Um zu verstehen, warum die Menschen in Böhmen (und Mähren – ich meine stets beide Landesteile) dem Euro ablehnend gegenüberstehen, bedarf es eines Blicks auf das Schicksal des Landes im 20. Jahrhundert. Zwei autoritäre Regime, die Nationalsozialisten und die Kommunisten, haben den Rechtsstaat nachhaltig untergraben und das Vertrauen der Bevölkerung erschüttert. 

Österreich hat bis Ende der 1970er-Jahre gebraucht, um den üblen Gestank der Nazi-Herrschaft zumindest ansatzweise zu vertreiben. In Böhmen haben die Diktaturen mehr als 50 Jahre gewütet – mit den bekannt verheerenden Konsequenzen. Daher sind Skepsis und Misstrauen weit verbreitet. Man hat auch gesehen, wie es einzelnen Ländern – etwa Griechenland, Portugal oder Italien – nach der Einführung des Euro ergangen ist. 

Hinzu kommt ein nostalgischer Faktor. Böhmen ist das einzige Land der früheren Monarchie, welches noch an der Kronen-Währung festhält. Die Leute hängen an der Krone und die eigene Währung gibt, zumindest am Papier, das Gefühl, ein wenig unabhängiger von der Europäischen Zentralbank agieren zu können. Trotz Wechselkursschwankungen und unterschiedlicher Zinsniveaus ist der Spielraum in der Praxis freilich eng begrenzt.

Andererseits sieht man in Böhmen, wie das Land durch den Beitritt zur Europäischen Union aufgeblüht ist. Dieser Schritt war das Klügste, was wir machen konnten. Blicken Sie beispielsweise nach Jungbunzlau (Mladá Boleslav, nordöstlich von Prag), wo Škoda für Volkswagen qualitativ bessere Autos baut, als sie es selbst in Wolfsburg können.

Der Beitritt zur Europäischen Union war das Klügste, was wir machen konnten.

Der Grund: Böhmen ist ein altes Industrieland mit einer etablierten Industriekultur. Die Menschen sind von Technik begeistert. Plakativ gesagt: Der Volkswagen-Konzern hat mit Škoda in zwei Jahren mehr weitergebracht als mit Seat in 40 Jahren. So haben auch viele andere westeuropäische Unternehmen gesehen, welches Potenzial in Böhmen liegt. 

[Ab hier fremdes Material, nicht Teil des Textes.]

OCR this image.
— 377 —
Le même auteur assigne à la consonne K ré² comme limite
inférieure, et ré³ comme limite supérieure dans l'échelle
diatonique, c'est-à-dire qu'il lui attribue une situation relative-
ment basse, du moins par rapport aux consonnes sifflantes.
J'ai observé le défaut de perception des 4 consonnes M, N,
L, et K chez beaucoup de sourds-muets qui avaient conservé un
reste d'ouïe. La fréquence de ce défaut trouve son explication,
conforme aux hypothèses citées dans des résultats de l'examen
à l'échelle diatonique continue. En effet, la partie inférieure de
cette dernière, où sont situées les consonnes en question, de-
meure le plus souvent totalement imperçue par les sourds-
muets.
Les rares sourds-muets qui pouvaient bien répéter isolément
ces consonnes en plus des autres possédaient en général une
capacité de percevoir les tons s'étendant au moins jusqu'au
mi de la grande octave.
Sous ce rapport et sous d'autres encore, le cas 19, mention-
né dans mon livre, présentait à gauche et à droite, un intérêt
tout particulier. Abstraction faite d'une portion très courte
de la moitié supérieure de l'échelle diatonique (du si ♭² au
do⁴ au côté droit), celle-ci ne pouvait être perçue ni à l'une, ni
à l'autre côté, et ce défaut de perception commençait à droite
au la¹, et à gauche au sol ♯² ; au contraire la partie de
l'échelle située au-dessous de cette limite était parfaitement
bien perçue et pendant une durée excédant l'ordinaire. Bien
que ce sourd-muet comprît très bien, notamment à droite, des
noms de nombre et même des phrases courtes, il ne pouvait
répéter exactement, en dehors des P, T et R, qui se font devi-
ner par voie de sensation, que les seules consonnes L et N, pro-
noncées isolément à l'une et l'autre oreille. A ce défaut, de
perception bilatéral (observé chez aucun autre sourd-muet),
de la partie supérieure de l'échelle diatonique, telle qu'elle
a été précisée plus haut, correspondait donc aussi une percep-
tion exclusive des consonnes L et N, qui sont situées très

Natürlich sind hier Bereiche wie Kohle, Stahl oder Textil eingegangen, wie überall anders in Europa auch. Aber es sind neue Industrien entstanden. Die gute Ausbildung und Tüchtigkeit der Menschen hat vor allem Hochtechnologien beflügelt. Die Abkehr von einer sozialistischen Wirtschaftsform, wo der Export bestenfalls in die Sowjetunion stattfand, hat schnell funktioniert. Tschechien hat globale Märkte erobert und besteht im Wettbewerb. Es ist ein echtes Erfolgsbeispiel in Zentral- und Osteuropa.

Der Euro wäre ein Vorteil

Klar, dass die Industrie einen Beitritt zum Euro vehement befürwortet. Auch meine wirtschaftsliberale Partei Top 09 ist dafür. Dennoch wird es so schnell keinen Beitritt zur Gemeinschaftswährung geben. Wir sind im EU-Konzert ein sehr leises Land. Premier Andrej Babiš hat zudem immer nein zu allem gesagt – getreu dem britischen Kinderreim „Mary, Mary, quite contrary“. Das hat nicht unbedingt zur Stärke beigetragen. Hinzu kommt: Gerade erst wurde das Parlament gewählt und 2023 finden Präsidentenwahlen statt. Das ist nicht der Zeitpunkt, ein Thema wie den Euro-Beitritt zu diskutieren.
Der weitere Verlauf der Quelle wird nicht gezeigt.